Discussions are believed to centre on the platform structure the X8 would need and whether it should be a coupé version of the X7, which was revealed at the Frankfurt motor show and goes on sale in the middle of 2018, or a long-wheelbase version of that car, which would free up additional rear space and allow for a sweeping roofline.
Either way, the X8 is likely to have the option of four or five seats across two rows, rather than the X7’s seven seats in three rows. As such, the emphasis will be on delivering luxurious rear-seat travel, with the materials and finishes chosen to further that goal, rather than being focused on outright practicality.
While the latter idea is said to be favoured by many, it potentially adds complexity to the project as it may require the car to be built on a hybrid mix of BMW’s CLAR modular platform, which underpins the firm’s other X models, and the Cullinan’s new aluminium structure in order to achieve rigidity without adding too much weight or cost.
The decision on how sweeping to make the roofline is said to hinge around the need for the rear seats to be commodious, given that the X8 is likely to be chauffeur driven for many owners, and how much differentiation is required to give the car a unique character from the X7. Achieving coherent styling of the sweeping roofline without bringing down the roof height ahead of the boot line will inevitably be problematic.
The X7’s dimensions in comparison to rivals suggest there is room for a longer version in the line-up. It is 5020mm long with a wheelbase of 3010mm, while the Mercedes-Benz GLS is 5131mm long and has a wheelbase of 3076mm. A Range Rover is 4999mm long and has a wheelbase of 2922mm in standard form.
Power is likely to come from the same powertrains as for the X7, although the sales focus in China, Russia and the Middle East may mean that initial offerings are confined to higher-powered petrol or plug-in petrol-electric hybrid drivelines.
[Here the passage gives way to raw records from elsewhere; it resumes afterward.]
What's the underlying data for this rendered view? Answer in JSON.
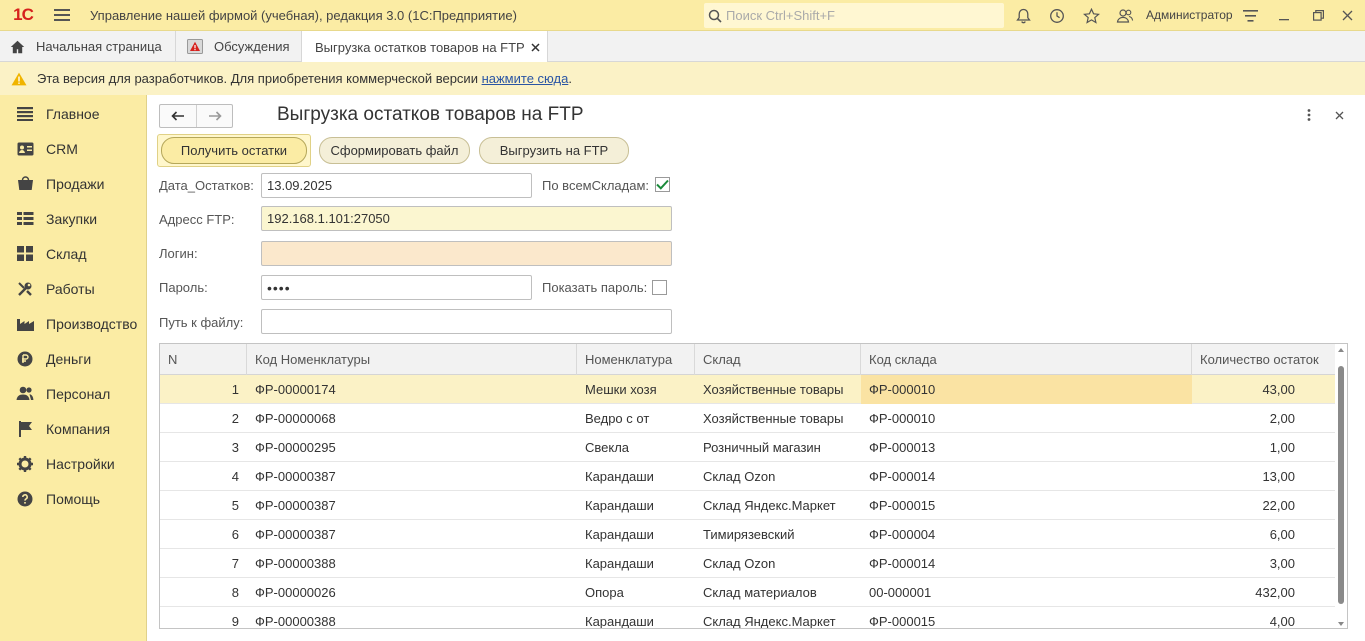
{
  "app": {
    "logo": "1С",
    "title": "Управление нашей фирмой (учебная), редакция 3.0  (1С:Предприятие)",
    "search_placeholder": "Поиск Ctrl+Shift+F",
    "user": "Администратор"
  },
  "tabs": [
    {
      "label": "Начальная страница",
      "icon": "home-icon"
    },
    {
      "label": "Обсуждения",
      "icon": "discussions-icon"
    },
    {
      "label": "Выгрузка остатков товаров на FTP",
      "icon": "close-icon"
    }
  ],
  "banner": {
    "text": "Эта версия для разработчиков. Для приобретения коммерческой версии ",
    "link": "нажмите сюда",
    "suffix": "."
  },
  "sidebar": {
    "items": [
      {
        "label": "Главное",
        "icon": "list-icon"
      },
      {
        "label": "CRM",
        "icon": "crm-icon"
      },
      {
        "label": "Продажи",
        "icon": "sales-icon"
      },
      {
        "label": "Закупки",
        "icon": "purchases-icon"
      },
      {
        "label": "Склад",
        "icon": "warehouse-icon"
      },
      {
        "label": "Работы",
        "icon": "tools-icon"
      },
      {
        "label": "Производство",
        "icon": "factory-icon"
      },
      {
        "label": "Деньги",
        "icon": "money-icon"
      },
      {
        "label": "Персонал",
        "icon": "people-icon"
      },
      {
        "label": "Компания",
        "icon": "flag-icon"
      },
      {
        "label": "Настройки",
        "icon": "gear-icon"
      },
      {
        "label": "Помощь",
        "icon": "help-icon"
      }
    ]
  },
  "form": {
    "title": "Выгрузка остатков товаров на FTP",
    "buttons": {
      "get_stock": "Получить остатки",
      "make_file": "Сформировать файл",
      "upload_ftp": "Выгрузить на FTP"
    },
    "fields": {
      "date_label": "Дата_Остатков:",
      "date_value": "13.09.2025",
      "all_wh_label": "По всемСкладам:",
      "all_wh_checked": true,
      "ftp_label": "Адресс FTP:",
      "ftp_value": "192.168.1.101:27050",
      "login_label": "Логин:",
      "login_value": "",
      "password_label": "Пароль:",
      "password_value": "••••",
      "show_password_label": "Показать пароль:",
      "show_password_checked": false,
      "path_label": "Путь к файлу:",
      "path_value": ""
    }
  },
  "table": {
    "columns": [
      "N",
      "Код Номенклатуры",
      "Номенклатура",
      "Склад",
      "Код склада",
      "Количество остаток"
    ],
    "rows": [
      [
        "1",
        "ФР-00000174",
        "Мешки хозя",
        "Хозяйственные товары",
        "ФР-000010",
        "43,00"
      ],
      [
        "2",
        "ФР-00000068",
        "Ведро с от",
        "Хозяйственные товары",
        "ФР-000010",
        "2,00"
      ],
      [
        "3",
        "ФР-00000295",
        "Свекла",
        "Розничный магазин",
        "ФР-000013",
        "1,00"
      ],
      [
        "4",
        "ФР-00000387",
        "Карандаши",
        "Склад Ozon",
        "ФР-000014",
        "13,00"
      ],
      [
        "5",
        "ФР-00000387",
        "Карандаши",
        "Склад Яндекс.Маркет",
        "ФР-000015",
        "22,00"
      ],
      [
        "6",
        "ФР-00000387",
        "Карандаши",
        "Тимирязевский",
        "ФР-000004",
        "6,00"
      ],
      [
        "7",
        "ФР-00000388",
        "Карандаши",
        "Склад Ozon",
        "ФР-000014",
        "3,00"
      ],
      [
        "8",
        "ФР-00000026",
        "Опора",
        "Склад материалов",
        "00-000001",
        "432,00"
      ],
      [
        "9",
        "ФР-00000388",
        "Карандаши",
        "Склад Яндекс.Маркет",
        "ФР-000015",
        "4,00"
      ]
    ]
  }
}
Given those target markets, the possibility of a V12-engined X8, powered by the 592bhp, 590lb ft 6.6-litre unit that is found in the 7 Series, is highly likely.
The petrol-electric hybrid powertrain is believed to be derived from the same set-up as that used by the 740e xDrive iPerformance, with a turbocharged 2.0-litre four-cylinder engine operating in combination with an electric motor in the forward section of the gearbox housing, albeit with a larger-capacity battery to give a 62-mile electric range.